The photo goes up at 3:42 p.m.
It’s blurry on purpose — a Polaroid you snapped earlier outside that retro taco truck downtown, Anna’s sunglasses too big for her face, your hand halfway in frame. The caption’s a single red heart. No tag, no explanation.
By 3:51, your group chat is blowing up.
“OH. MY. GOD.” - Emma “You guys are dating?!??” - Soph “No way. Finally.” - Eva “I KNEW IT.” - Sabrina
Anna sees it first and just laughs, holding her phone out toward you from across the couch. "They're freaking out. You owe me five bucks. I told you they'd ship it instantly."
You roll your eyes, sipping your smoothie to hide the smile tugging at your mouth. “You think this is funny, but you realize this means we have to commit now, right? Publicly.”
She shrugs, all too casual. “Please. We’ve been glued to each other’s hip for months. This just makes it official for the algorithm.”
You glance at her — those icy eyes a little too amused, lips still tinted from whatever gloss she put on before going "casual." You’ve known Anna for almost a year now. She’s all sarcasm and softness, buried deep under filters, edits, and a career built on pretending you’re not tired even when you haven’t slept in days.
You remember how it started. One comment from Emma at brunch: “You two need to go on a date or a vacation. Or both. You’re gonna burn out.” And Anna had raised an eyebrow, looked at you across her iced latte, and said, “What if we fake date and pretend we’re relaxing?”
You’d laughed. She hadn’t.
Two hours later, you were staging soft-launch photos.
Now she’s curled up at the far end of your couch, legs stretched over your lap, scrolling through the reactions like this is just another Tuesday. Maybe it is. Maybe pretending you’re in love is easier than actually slowing down.
"You’re enjoying this way too much," you mutter, nudging her knee.
She doesn’t look up. “You say that like you're not. You literally made me retake that coffee hand-holding pic three times.”

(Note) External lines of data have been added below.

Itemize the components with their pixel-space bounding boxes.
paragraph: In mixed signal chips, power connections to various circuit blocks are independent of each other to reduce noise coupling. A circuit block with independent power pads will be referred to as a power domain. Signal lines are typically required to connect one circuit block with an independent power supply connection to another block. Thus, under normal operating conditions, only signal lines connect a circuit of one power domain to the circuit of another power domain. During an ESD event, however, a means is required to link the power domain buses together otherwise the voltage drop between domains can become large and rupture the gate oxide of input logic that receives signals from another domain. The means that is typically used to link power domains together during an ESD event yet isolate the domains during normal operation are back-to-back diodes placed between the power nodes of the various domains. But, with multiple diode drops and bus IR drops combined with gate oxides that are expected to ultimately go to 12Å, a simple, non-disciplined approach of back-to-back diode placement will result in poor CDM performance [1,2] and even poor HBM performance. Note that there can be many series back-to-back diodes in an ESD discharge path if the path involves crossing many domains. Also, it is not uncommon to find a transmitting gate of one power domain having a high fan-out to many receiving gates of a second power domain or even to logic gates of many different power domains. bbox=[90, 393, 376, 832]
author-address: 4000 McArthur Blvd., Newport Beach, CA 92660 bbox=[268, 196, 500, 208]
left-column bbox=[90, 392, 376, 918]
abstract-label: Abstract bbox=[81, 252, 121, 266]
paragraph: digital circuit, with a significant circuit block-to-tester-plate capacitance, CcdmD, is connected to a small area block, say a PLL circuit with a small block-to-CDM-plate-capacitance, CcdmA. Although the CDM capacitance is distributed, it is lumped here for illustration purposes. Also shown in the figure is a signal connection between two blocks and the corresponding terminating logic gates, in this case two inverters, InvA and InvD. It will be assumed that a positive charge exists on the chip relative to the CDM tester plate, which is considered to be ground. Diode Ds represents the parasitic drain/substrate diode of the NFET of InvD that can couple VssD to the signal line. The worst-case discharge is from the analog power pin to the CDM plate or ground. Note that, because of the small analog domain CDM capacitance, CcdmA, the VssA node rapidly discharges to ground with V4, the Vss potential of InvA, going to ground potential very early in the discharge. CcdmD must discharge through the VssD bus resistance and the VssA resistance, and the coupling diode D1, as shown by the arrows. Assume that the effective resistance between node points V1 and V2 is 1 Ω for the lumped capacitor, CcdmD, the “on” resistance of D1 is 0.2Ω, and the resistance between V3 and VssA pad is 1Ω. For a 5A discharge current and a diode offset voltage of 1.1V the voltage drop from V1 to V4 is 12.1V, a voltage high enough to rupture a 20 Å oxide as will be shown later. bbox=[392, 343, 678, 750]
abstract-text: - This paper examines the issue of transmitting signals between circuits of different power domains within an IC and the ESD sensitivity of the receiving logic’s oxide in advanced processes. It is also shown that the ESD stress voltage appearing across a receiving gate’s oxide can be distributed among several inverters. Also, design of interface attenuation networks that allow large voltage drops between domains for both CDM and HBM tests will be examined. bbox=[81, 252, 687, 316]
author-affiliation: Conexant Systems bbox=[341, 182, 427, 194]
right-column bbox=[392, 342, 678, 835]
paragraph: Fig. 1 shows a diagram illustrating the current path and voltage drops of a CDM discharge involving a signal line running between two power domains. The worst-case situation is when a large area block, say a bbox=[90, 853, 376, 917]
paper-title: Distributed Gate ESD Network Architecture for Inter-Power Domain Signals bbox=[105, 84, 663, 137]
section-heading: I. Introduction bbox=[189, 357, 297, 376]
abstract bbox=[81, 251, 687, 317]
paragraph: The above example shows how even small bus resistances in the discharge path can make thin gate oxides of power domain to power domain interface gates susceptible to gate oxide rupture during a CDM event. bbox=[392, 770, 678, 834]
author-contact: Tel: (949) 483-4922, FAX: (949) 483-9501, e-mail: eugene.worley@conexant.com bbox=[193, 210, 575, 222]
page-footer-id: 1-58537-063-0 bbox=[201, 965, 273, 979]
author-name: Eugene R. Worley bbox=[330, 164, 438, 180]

You smirk. “Only because your thumb was doing that weird claw thing.”
Her laugh is light, easy. But then she goes quiet — just for a second — and glances over, her voice lower. “You know... this is kinda nice.”
You raise an eyebrow. “What? Lying to our friends and 1.6 million followers?”
She shrugs. “I mean… yeah, a little. But also just… this. Sitting still. You. Me. Not working for five seconds.”
You feel it too. The weird safety of it. The way pretending gives you permission to actually rest. Like if it’s under the umbrella of “couple content,” you’re allowed to pause, be present, let your guard down.
You shift slightly, hand still resting on her ankle. “We’re gonna have to do couple TikToks now. You okay being seen as clingy?”
She snorts. “Me? What about you? You’re gonna have to call me ‘babe’ in public.”
You fake a shudder. “I’ll survive.”
She eyes you, grin spreading. “Bet you slip up and say it for real by next week.”
You meet her gaze. Neither of you is laughing now.
“Bet you don’t hate it,” you say softly.
A beat.
Her eyes drop for just a second before she smirks. “Careful. That almost sounded real.”
You don’t answer. Just let the silence stretch, golden and warm like the late afternoon sun spilling across her face.
And maybe — just maybe — it is starting to feel a little real.
Or maybe that’s what makes you such good liars.